In response to accidents and lawsuits caused by vaccinations, the law was revised in 1994, obliging people to "make efforts." Today, vaccinations in Japan are mainly for infants and small children, or those 65 and older.

How will the vaccines be distributed?

A mass vaccination program has not been implemented for quite a while and is expected to be a major logistical challenge.

At hospitals, doctors and nurses will have to ensure that they take turns to receive vaccinations while avoiding disruptions to hospital operations. Pfizer's vaccine is known to cause moderate side effects, including fever and fatigue.

Pfizer is expected to bring vials of the vaccine to its own warehouses in Japan. From there, transport companies such as DHL, Yamato and Seino will deliver them to major hospitals.

Local authorities will take responsibility for organizing vaccinations for their own residents. Some local governments plan to hold vaccinations at large public facilities, such as school gymnasiums, while others are calling on neighborhood clinics to help carry out the program. Some local governments will use large shopping malls for vaccinations or allow residents to be vaccinated at their workplace.

How will local governments and other parties coordinate their efforts?

Implementation will be complex, and smart management will be critical.

Nationwide deliveries and progress will be managed via the V-Sys system, which was developed by Japan's health ministry. For medical workers, V-Sys will help medical facilities share information with the authorities, vaccine makers and other parties such as dry-ice suppliers. Japan is planning to release another national system for managing records on who has been vaccinated.

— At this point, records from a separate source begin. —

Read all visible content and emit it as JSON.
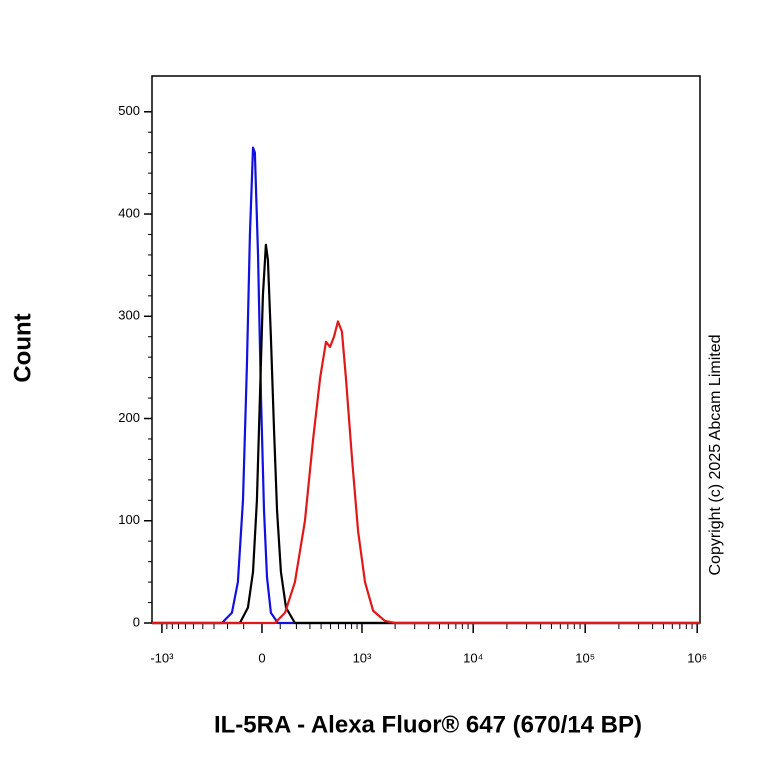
{
  "chart_data": {
    "type": "line",
    "xlabel": "IL-5RA - Alexa Fluor® 647 (670/14 BP)",
    "ylabel": "Count",
    "annotation": "Copyright (c) 2025 Abcam Limited",
    "xscale": "biexponential",
    "xlim": [
      -1233,
      1060000
    ],
    "ylim": [
      0,
      535
    ],
    "xticks": [
      {
        "value": -1000,
        "label": "-10³"
      },
      0,
      {
        "value": 1000,
        "label": "10³"
      },
      {
        "value": 10000,
        "label": "10⁴"
      },
      {
        "value": 100000,
        "label": "10⁵"
      },
      {
        "value": 1000000,
        "label": "10⁶"
      }
    ],
    "yticks": [
      0,
      100,
      200,
      300,
      400,
      500
    ],
    "series": [
      {
        "name": "Blue",
        "color": "#1010e0",
        "x": [
          -1233,
          -239,
          -171,
          -134,
          -104,
          -82,
          -65,
          -48,
          -38,
          -21,
          -5,
          11,
          27,
          48,
          87,
          1060000
        ],
        "values": [
          0,
          0,
          10,
          40,
          120,
          250,
          380,
          465,
          460,
          360,
          220,
          110,
          45,
          10,
          0,
          0
        ]
      },
      {
        "name": "Black",
        "color": "#000000",
        "x": [
          -1233,
          -122,
          -76,
          -48,
          -27,
          -11,
          5,
          21,
          32,
          48,
          65,
          82,
          104,
          134,
          190,
          1060000
        ],
        "values": [
          0,
          0,
          15,
          50,
          120,
          220,
          320,
          370,
          355,
          280,
          190,
          110,
          50,
          15,
          0,
          0
        ]
      },
      {
        "name": "Red",
        "color": "#e01818",
        "x": [
          -1233,
          70,
          128,
          190,
          261,
          327,
          391,
          450,
          495,
          542,
          593,
          648,
          707,
          809,
          920,
          1066,
          1264,
          1622,
          2000,
          1060000
        ],
        "values": [
          0,
          0,
          10,
          40,
          100,
          180,
          240,
          275,
          270,
          280,
          295,
          285,
          240,
          160,
          90,
          40,
          12,
          2,
          0,
          0
        ]
      }
    ]
  }
}
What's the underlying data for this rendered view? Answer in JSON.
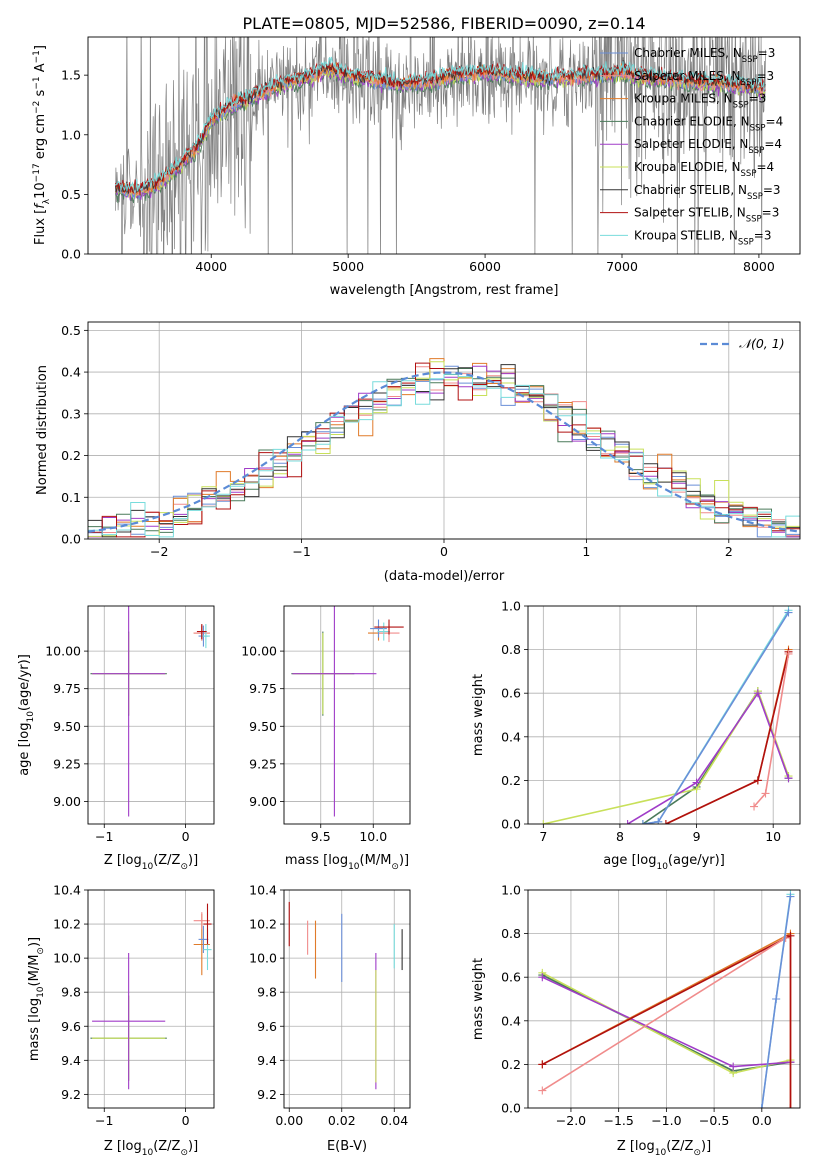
{
  "figure_title": "PLATE=0805, MJD=52586, FIBERID=0090, z=0.14",
  "colors": {
    "chabrier_miles": "#6a8fd8",
    "salpeter_miles": "#f08c8c",
    "kroupa_miles": "#e07b2a",
    "chabrier_elodie": "#4a7a5a",
    "salpeter_elodie": "#a03cc8",
    "kroupa_elodie": "#c8e05a",
    "chabrier_stelib": "#333333",
    "salpeter_stelib": "#b01010",
    "kroupa_stelib": "#78dcdc",
    "data": "#808080",
    "normal_curve": "#5b8bd6"
  },
  "chart_data": [
    {
      "type": "line",
      "id": "spectrum",
      "xlabel": "wavelength [Angstrom, rest frame]",
      "ylabel_parts": [
        "Flux [",
        "f",
        "λ",
        "10",
        "−17",
        " erg cm",
        "−2",
        " s",
        "−1",
        " A",
        "−1",
        "]"
      ],
      "xlim": [
        3100,
        8300
      ],
      "ylim": [
        0,
        1.82
      ],
      "xticks": [
        4000,
        5000,
        6000,
        7000,
        8000
      ],
      "yticks": [
        0.0,
        0.5,
        1.0,
        1.5
      ],
      "legend_placement": "top-right",
      "legend": [
        {
          "main": "Chabrier MILES, N",
          "sub": "SSP",
          "tail": "=3",
          "color_key": "chabrier_miles"
        },
        {
          "main": "Salpeter MILES, N",
          "sub": "SSP",
          "tail": "=3",
          "color_key": "salpeter_miles"
        },
        {
          "main": "Kroupa MILES, N",
          "sub": "SSP",
          "tail": "=3",
          "color_key": "kroupa_miles"
        },
        {
          "main": "Chabrier ELODIE, N",
          "sub": "SSP",
          "tail": "=4",
          "color_key": "chabrier_elodie"
        },
        {
          "main": "Salpeter ELODIE, N",
          "sub": "SSP",
          "tail": "=4",
          "color_key": "salpeter_elodie"
        },
        {
          "main": "Kroupa ELODIE, N",
          "sub": "SSP",
          "tail": "=4",
          "color_key": "kroupa_elodie"
        },
        {
          "main": "Chabrier STELIB, N",
          "sub": "SSP",
          "tail": "=3",
          "color_key": "chabrier_stelib"
        },
        {
          "main": "Salpeter STELIB, N",
          "sub": "SSP",
          "tail": "=3",
          "color_key": "salpeter_stelib"
        },
        {
          "main": "Kroupa STELIB, N",
          "sub": "SSP",
          "tail": "=3",
          "color_key": "kroupa_stelib"
        }
      ],
      "continuum": {
        "x": [
          3300,
          3450,
          3600,
          3750,
          3900,
          4000,
          4150,
          4300,
          4500,
          4700,
          4850,
          5000,
          5200,
          5400,
          5600,
          5800,
          6000,
          6200,
          6400,
          6600,
          6800,
          7000,
          7200,
          7400,
          7600,
          7800,
          8050
        ],
        "y": [
          0.55,
          0.52,
          0.58,
          0.72,
          0.9,
          1.12,
          1.25,
          1.32,
          1.42,
          1.48,
          1.55,
          1.5,
          1.46,
          1.42,
          1.45,
          1.5,
          1.52,
          1.5,
          1.47,
          1.48,
          1.5,
          1.52,
          1.48,
          1.46,
          1.44,
          1.42,
          1.38
        ]
      }
    },
    {
      "type": "bar",
      "id": "residual_hist",
      "xlabel": "(data-model)/error",
      "ylabel": "Normed distribution",
      "xlim": [
        -2.5,
        2.5
      ],
      "ylim": [
        0,
        0.52
      ],
      "xticks": [
        -2,
        -1,
        0,
        1,
        2
      ],
      "yticks": [
        0.0,
        0.1,
        0.2,
        0.3,
        0.4,
        0.5
      ],
      "grid": true,
      "legend_placement": "top-right",
      "curve_label": "𝒩(0, 1)",
      "bin_width": 0.1,
      "bin_start": -2.5
    },
    {
      "type": "scatter",
      "id": "age_vs_z",
      "xlabel_parts": [
        "Z [log",
        "10",
        "(Z/Z",
        "⊙",
        ")]"
      ],
      "ylabel_parts": [
        "age  [log",
        "10",
        "(age/yr)]"
      ],
      "xlim": [
        -1.2,
        0.35
      ],
      "ylim": [
        8.85,
        10.3
      ],
      "xticks": [
        -1,
        0
      ],
      "yticks": [
        9.0,
        9.25,
        9.5,
        9.75,
        10.0
      ],
      "grid": true,
      "points": [
        {
          "x": -0.7,
          "y": 9.85,
          "xerr": 0.47,
          "yerr": 0.28,
          "color_key": "chabrier_elodie"
        },
        {
          "x": -0.7,
          "y": 9.85,
          "xerr": 0.45,
          "yerr": 0.27,
          "color_key": "kroupa_elodie"
        },
        {
          "x": -0.7,
          "y": 9.85,
          "xerr": 0.45,
          "yerr": 0.95,
          "color_key": "salpeter_elodie"
        },
        {
          "x": 0.2,
          "y": 10.12,
          "xerr": 0.1,
          "yerr": 0.05,
          "color_key": "kroupa_miles"
        },
        {
          "x": 0.2,
          "y": 10.12,
          "xerr": 0.1,
          "yerr": 0.05,
          "color_key": "salpeter_miles"
        },
        {
          "x": 0.22,
          "y": 10.1,
          "xerr": 0.06,
          "yerr": 0.07,
          "color_key": "chabrier_miles"
        },
        {
          "x": 0.25,
          "y": 10.1,
          "xerr": 0.05,
          "yerr": 0.08,
          "color_key": "kroupa_stelib"
        },
        {
          "x": 0.2,
          "y": 10.13,
          "xerr": 0.06,
          "yerr": 0.05,
          "color_key": "salpeter_stelib"
        }
      ]
    },
    {
      "type": "scatter",
      "id": "age_vs_mass",
      "xlabel_parts": [
        "mass [log",
        "10",
        "(M/M",
        "⊙",
        ")]"
      ],
      "xlim": [
        9.15,
        10.35
      ],
      "ylim": [
        8.85,
        10.3
      ],
      "xticks": [
        9.5,
        10.0
      ],
      "yticks": [
        9.0,
        9.25,
        9.5,
        9.75,
        10.0
      ],
      "grid": true,
      "points": [
        {
          "x": 9.52,
          "y": 9.85,
          "xerr": 0.3,
          "yerr": 0.28,
          "color_key": "chabrier_elodie"
        },
        {
          "x": 9.52,
          "y": 9.85,
          "xerr": 0.28,
          "yerr": 0.27,
          "color_key": "kroupa_elodie"
        },
        {
          "x": 9.63,
          "y": 9.85,
          "xerr": 0.4,
          "yerr": 0.95,
          "color_key": "salpeter_elodie"
        },
        {
          "x": 10.05,
          "y": 10.12,
          "xerr": 0.1,
          "yerr": 0.05,
          "color_key": "kroupa_miles"
        },
        {
          "x": 10.15,
          "y": 10.12,
          "xerr": 0.1,
          "yerr": 0.06,
          "color_key": "salpeter_miles"
        },
        {
          "x": 10.05,
          "y": 10.15,
          "xerr": 0.08,
          "yerr": 0.06,
          "color_key": "chabrier_miles"
        },
        {
          "x": 10.1,
          "y": 10.13,
          "xerr": 0.06,
          "yerr": 0.06,
          "color_key": "kroupa_stelib"
        },
        {
          "x": 10.15,
          "y": 10.16,
          "xerr": 0.14,
          "yerr": 0.05,
          "color_key": "salpeter_stelib"
        }
      ]
    },
    {
      "type": "line",
      "id": "weight_vs_age",
      "xlabel_parts": [
        "age  [log",
        "10",
        "(age/yr)]"
      ],
      "ylabel": "mass weight",
      "xlim": [
        6.8,
        10.35
      ],
      "ylim": [
        0,
        1.0
      ],
      "xticks": [
        7,
        8,
        9,
        10
      ],
      "yticks": [
        0.0,
        0.2,
        0.4,
        0.6,
        0.8,
        1.0
      ],
      "grid": true,
      "series": [
        {
          "x": [
            8.3,
            9.0,
            9.8,
            10.2
          ],
          "y": [
            0.0,
            0.17,
            0.61,
            0.21
          ],
          "color_key": "chabrier_elodie"
        },
        {
          "x": [
            7.0,
            9.0,
            9.8,
            10.2
          ],
          "y": [
            0.0,
            0.16,
            0.61,
            0.22
          ],
          "color_key": "kroupa_elodie"
        },
        {
          "x": [
            8.1,
            9.0,
            9.8,
            10.2
          ],
          "y": [
            0.0,
            0.19,
            0.6,
            0.21
          ],
          "color_key": "salpeter_elodie"
        },
        {
          "x": [
            8.3,
            8.5,
            10.2
          ],
          "y": [
            0.0,
            0.01,
            0.98
          ],
          "color_key": "kroupa_stelib"
        },
        {
          "x": [
            8.3,
            8.5,
            10.2
          ],
          "y": [
            0.0,
            0.01,
            0.97
          ],
          "color_key": "chabrier_miles"
        },
        {
          "x": [
            8.6,
            9.8,
            10.2
          ],
          "y": [
            0.0,
            0.2,
            0.8
          ],
          "color_key": "kroupa_miles"
        },
        {
          "x": [
            8.6,
            9.8,
            10.2
          ],
          "y": [
            0.0,
            0.2,
            0.79
          ],
          "color_key": "salpeter_stelib"
        },
        {
          "x": [
            9.75,
            9.9,
            10.2
          ],
          "y": [
            0.08,
            0.14,
            0.78
          ],
          "color_key": "salpeter_miles"
        }
      ]
    },
    {
      "type": "scatter",
      "id": "mass_vs_z",
      "xlabel_parts": [
        "Z [log",
        "10",
        "(Z/Z",
        "⊙",
        ")]"
      ],
      "ylabel_parts": [
        "mass [log",
        "10",
        "(M/M",
        "⊙",
        ")]"
      ],
      "xlim": [
        -1.2,
        0.35
      ],
      "ylim": [
        9.12,
        10.4
      ],
      "xticks": [
        -1,
        0
      ],
      "yticks": [
        9.2,
        9.4,
        9.6,
        9.8,
        10.0,
        10.2,
        10.4
      ],
      "grid": true,
      "points": [
        {
          "x": -0.7,
          "y": 9.53,
          "xerr": 0.47,
          "yerr": 0.25,
          "color_key": "chabrier_elodie"
        },
        {
          "x": -0.7,
          "y": 9.53,
          "xerr": 0.45,
          "yerr": 0.25,
          "color_key": "kroupa_elodie"
        },
        {
          "x": -0.7,
          "y": 9.63,
          "xerr": 0.45,
          "yerr": 0.4,
          "color_key": "salpeter_elodie"
        },
        {
          "x": 0.2,
          "y": 10.08,
          "xerr": 0.1,
          "yerr": 0.18,
          "color_key": "kroupa_miles"
        },
        {
          "x": 0.2,
          "y": 10.22,
          "xerr": 0.1,
          "yerr": 0.05,
          "color_key": "salpeter_miles"
        },
        {
          "x": 0.22,
          "y": 10.11,
          "xerr": 0.06,
          "yerr": 0.08,
          "color_key": "chabrier_miles"
        },
        {
          "x": 0.27,
          "y": 10.05,
          "xerr": 0.05,
          "yerr": 0.12,
          "color_key": "kroupa_stelib"
        },
        {
          "x": 0.27,
          "y": 10.2,
          "xerr": 0.05,
          "yerr": 0.12,
          "color_key": "salpeter_stelib"
        }
      ]
    },
    {
      "type": "scatter",
      "id": "mass_vs_ebv",
      "xlabel": "E(B-V)",
      "xlim": [
        -0.002,
        0.046
      ],
      "ylim": [
        9.12,
        10.4
      ],
      "xticks": [
        0.0,
        0.02,
        0.04
      ],
      "yticks": [
        9.2,
        9.4,
        9.6,
        9.8,
        10.0,
        10.2,
        10.4
      ],
      "grid": true,
      "points": [
        {
          "x": 0.0,
          "y": 10.2,
          "yerr": 0.13,
          "color_key": "salpeter_stelib"
        },
        {
          "x": 0.007,
          "y": 10.12,
          "yerr": 0.1,
          "color_key": "salpeter_miles"
        },
        {
          "x": 0.01,
          "y": 10.05,
          "yerr": 0.17,
          "color_key": "kroupa_miles"
        },
        {
          "x": 0.02,
          "y": 10.06,
          "yerr": 0.2,
          "color_key": "chabrier_miles"
        },
        {
          "x": 0.033,
          "y": 9.63,
          "yerr": 0.4,
          "color_key": "salpeter_elodie"
        },
        {
          "x": 0.033,
          "y": 9.6,
          "yerr": 0.33,
          "color_key": "kroupa_elodie"
        },
        {
          "x": 0.04,
          "y": 10.07,
          "yerr": 0.13,
          "color_key": "kroupa_stelib"
        },
        {
          "x": 0.043,
          "y": 10.05,
          "yerr": 0.12,
          "color_key": "chabrier_stelib"
        }
      ]
    },
    {
      "type": "line",
      "id": "weight_vs_z",
      "xlabel_parts": [
        "Z [log",
        "10",
        "(Z/Z",
        "⊙",
        ")]"
      ],
      "ylabel": "mass weight",
      "xlim": [
        -2.45,
        0.4
      ],
      "ylim": [
        0,
        1.0
      ],
      "xticks": [
        -2.0,
        -1.5,
        -1.0,
        -0.5,
        0.0
      ],
      "yticks": [
        0.0,
        0.2,
        0.4,
        0.6,
        0.8,
        1.0
      ],
      "grid": true,
      "series": [
        {
          "x": [
            -2.3,
            -0.3,
            0.3
          ],
          "y": [
            0.61,
            0.17,
            0.21
          ],
          "color_key": "chabrier_elodie"
        },
        {
          "x": [
            -2.3,
            -0.3,
            0.3
          ],
          "y": [
            0.62,
            0.16,
            0.22
          ],
          "color_key": "kroupa_elodie"
        },
        {
          "x": [
            -2.3,
            -0.3,
            0.3
          ],
          "y": [
            0.6,
            0.19,
            0.21
          ],
          "color_key": "salpeter_elodie"
        },
        {
          "x": [
            -2.3,
            0.3,
            0.3
          ],
          "y": [
            0.2,
            0.8,
            0.0
          ],
          "color_key": "kroupa_miles"
        },
        {
          "x": [
            -2.3,
            0.3,
            0.3
          ],
          "y": [
            0.2,
            0.79,
            0.0
          ],
          "color_key": "salpeter_stelib"
        },
        {
          "x": [
            -2.3,
            0.25
          ],
          "y": [
            0.08,
            0.78
          ],
          "color_key": "salpeter_miles"
        },
        {
          "x": [
            0.0,
            0.15,
            0.3
          ],
          "y": [
            0.0,
            0.5,
            0.98
          ],
          "color_key": "kroupa_stelib"
        },
        {
          "x": [
            0.0,
            0.15,
            0.3
          ],
          "y": [
            0.0,
            0.5,
            0.97
          ],
          "color_key": "chabrier_miles"
        }
      ]
    }
  ]
}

How about the rest of Asia?

China, India and Indonesia are Asia's vaccination front-runners. China launched a vaccination program for selected groups in mid-December, while India's got underway in mid-January. Singapore started vaccinating its medical workers by the end of December.

On Monday, Indonesia said it has inoculated 73% of its 1.48 million health workers.

Many countries have yet to start inoculating their populations.

This week, Australia said the first shipment of COVID-19 vaccines developed by Pfizer and BioNTech has arrived. Malaysia expects to receive doses of the same vaccine on Sunday and to start injections on Feb. 26. South Korea will also start its vaccination drive on Feb. 26, according to media reports.